Now, he had already passed his thirtieth year, and had neither sowed nor
reaped. He did not follow the same path as the other ordinary arrival
from the interior of Russia, for he was neither an officer nor an
official, nor did he seek a career for himself by hard work or by
influence. He was inscribed in the registers of his police district as a
civil servant.
It would have been hard for the expert in physiognomy to decipher
Raisky's characteristics, inclinations and character from his face
because of its extraordinary mobility. Still less could his mental
physiognomy be defined. He had moments when, to use his own expression,
he embraced the whole world, so that many people declared that there was
no kinder, more amiable man in existence. Others, on the contrary, who
came across him at an unfortunate moment, when the yellow patches on his
face were most marked, when his lips were drawn in a sinister, nervous
quiver, and he returned kindness and sympathy with cold looks and sharp
words, were repelled by him and even pursued him with their dislike.

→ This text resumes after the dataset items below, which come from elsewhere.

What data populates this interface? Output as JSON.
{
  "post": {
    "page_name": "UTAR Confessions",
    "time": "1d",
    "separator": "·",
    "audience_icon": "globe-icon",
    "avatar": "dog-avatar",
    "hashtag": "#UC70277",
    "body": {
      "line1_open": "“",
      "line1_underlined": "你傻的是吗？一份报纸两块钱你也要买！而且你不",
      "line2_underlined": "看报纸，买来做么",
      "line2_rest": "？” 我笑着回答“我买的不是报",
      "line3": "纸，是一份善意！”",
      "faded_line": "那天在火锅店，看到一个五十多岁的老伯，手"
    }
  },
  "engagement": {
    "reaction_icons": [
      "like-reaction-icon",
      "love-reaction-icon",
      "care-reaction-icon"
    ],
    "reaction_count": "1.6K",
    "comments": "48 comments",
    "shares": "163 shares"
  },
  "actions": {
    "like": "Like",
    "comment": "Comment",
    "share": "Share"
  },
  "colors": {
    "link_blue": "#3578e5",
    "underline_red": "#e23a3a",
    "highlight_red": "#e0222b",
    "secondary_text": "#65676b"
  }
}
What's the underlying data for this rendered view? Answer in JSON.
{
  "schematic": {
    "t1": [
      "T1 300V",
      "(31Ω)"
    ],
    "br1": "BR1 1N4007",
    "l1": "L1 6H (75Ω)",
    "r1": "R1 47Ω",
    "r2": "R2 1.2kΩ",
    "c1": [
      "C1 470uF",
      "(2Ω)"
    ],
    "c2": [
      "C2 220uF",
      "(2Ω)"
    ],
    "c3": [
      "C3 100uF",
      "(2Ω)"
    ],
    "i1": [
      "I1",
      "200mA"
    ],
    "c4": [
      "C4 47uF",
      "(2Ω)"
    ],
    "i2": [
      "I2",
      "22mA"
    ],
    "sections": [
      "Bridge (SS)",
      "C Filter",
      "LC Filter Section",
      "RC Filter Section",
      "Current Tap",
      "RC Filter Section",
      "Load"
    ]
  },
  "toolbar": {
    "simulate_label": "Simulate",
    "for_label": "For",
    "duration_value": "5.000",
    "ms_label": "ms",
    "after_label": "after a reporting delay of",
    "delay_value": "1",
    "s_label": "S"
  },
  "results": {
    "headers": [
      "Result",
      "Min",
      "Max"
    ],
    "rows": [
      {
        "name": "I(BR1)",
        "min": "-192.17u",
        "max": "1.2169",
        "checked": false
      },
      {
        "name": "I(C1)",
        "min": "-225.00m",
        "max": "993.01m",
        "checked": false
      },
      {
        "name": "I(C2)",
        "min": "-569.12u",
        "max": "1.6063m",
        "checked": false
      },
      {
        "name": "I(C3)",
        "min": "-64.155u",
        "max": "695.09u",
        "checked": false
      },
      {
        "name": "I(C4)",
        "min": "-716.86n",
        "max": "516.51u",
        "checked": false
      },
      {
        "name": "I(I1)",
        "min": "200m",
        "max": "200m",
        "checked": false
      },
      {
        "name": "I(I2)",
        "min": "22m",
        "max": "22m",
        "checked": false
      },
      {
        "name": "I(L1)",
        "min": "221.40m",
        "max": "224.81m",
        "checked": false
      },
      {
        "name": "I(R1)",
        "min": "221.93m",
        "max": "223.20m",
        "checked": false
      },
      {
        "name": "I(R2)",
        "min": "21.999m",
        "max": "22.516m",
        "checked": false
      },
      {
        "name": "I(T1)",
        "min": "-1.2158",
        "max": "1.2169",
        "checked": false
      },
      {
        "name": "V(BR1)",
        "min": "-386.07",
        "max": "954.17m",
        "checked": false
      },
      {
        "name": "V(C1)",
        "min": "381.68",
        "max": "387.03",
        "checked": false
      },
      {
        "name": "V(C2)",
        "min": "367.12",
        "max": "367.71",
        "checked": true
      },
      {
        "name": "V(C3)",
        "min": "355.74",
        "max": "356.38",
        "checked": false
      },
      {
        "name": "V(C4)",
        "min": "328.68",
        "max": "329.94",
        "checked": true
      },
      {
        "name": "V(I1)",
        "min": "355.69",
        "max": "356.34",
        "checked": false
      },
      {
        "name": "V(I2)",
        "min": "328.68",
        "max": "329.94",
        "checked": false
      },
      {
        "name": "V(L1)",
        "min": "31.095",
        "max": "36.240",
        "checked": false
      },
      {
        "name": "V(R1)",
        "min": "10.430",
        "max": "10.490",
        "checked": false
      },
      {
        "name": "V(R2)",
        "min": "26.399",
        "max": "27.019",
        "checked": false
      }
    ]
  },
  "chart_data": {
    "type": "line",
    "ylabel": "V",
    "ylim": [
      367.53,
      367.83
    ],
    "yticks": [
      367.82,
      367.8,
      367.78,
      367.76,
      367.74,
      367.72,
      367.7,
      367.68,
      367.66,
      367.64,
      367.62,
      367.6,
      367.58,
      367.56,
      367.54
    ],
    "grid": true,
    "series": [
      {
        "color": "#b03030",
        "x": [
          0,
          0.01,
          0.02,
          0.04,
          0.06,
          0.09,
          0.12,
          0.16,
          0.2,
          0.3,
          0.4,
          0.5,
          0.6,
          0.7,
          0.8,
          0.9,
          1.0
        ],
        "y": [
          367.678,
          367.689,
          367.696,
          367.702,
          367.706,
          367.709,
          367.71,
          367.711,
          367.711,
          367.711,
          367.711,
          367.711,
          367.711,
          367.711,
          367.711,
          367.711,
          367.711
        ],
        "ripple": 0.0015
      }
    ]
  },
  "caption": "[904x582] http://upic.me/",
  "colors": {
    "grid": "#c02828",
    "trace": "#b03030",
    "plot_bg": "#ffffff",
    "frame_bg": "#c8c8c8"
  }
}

Some called him egotistic and proud, while others declared themselves
enchanted with him; some again maintained that he was theatrical, others
that he was not to be trusted. Two or three friends judged otherwise. "A
noble nature," they said, "most honourable, but with all its virtues,
nervous, passionate, excitable, fiery tempered...." So there had never
been any unanimous opinion of him.
Even in early childhood while he lived with his aunt, and later, after
his school-days had begun, he showed the same enigmatic and
contradictory traits.
It might be expected that the first effort of a new boy would be to
listen to the teacher's questions and the pupils' answers. But Raisky
stared at the teacher, as if seeking to impress on his memory the
details of his appearance, his speech, how he took snuff; he looked at
his eyebrows, his beard, then at his clothes, at the cornelian seal
suspended across his waistcoat, and so on. Then he would observe each of
the other boys and note their peculiarities, or he would study his own
person, and wonder what his own face was like, what the others thought
of him....
"What did I say just now?" interrupted the master, noticing Boris's
wandering glance.
To the teacher's amazement Boris replied word for word, "And what is the
meaning of this?" He had listened mechanically, and had caught the
actual syllables.
The master repeated his explanation, and again Boris caught the sound of
his voice, noticing that sometimes he spoke shortly, staccato--sometimes
drawled as if he were singing, and then rapped out his words smartly
like nuts.
"Well?"
Raisky blushed, perspired with anxiety, and was silent.
It was the mathematical master. He went to the blackboard, wrote up the
problem, and again began the explanation. Raisky only noticed with what
rapidity and certainty he wrote the figures, how the waistcoat with the
cornelian seal and then the snuff-spattered shirt front came
nearer--nothing, except the solution of the problem, escaped him.
Now and then a notion penetrated to his brain, but when it came to
equations he grew weary with the effort required. Sometimes the teacher
lost patience with him, and generally concluded: "Go back to your place,
you are a blockhead."
But if a whiff of originality passed over the master himself, if he
taught as if it were a game, and had recourse neither to his book nor to
the blackboard, then the solution flashed on Raisky, and he found the
answer quicker than any of the others.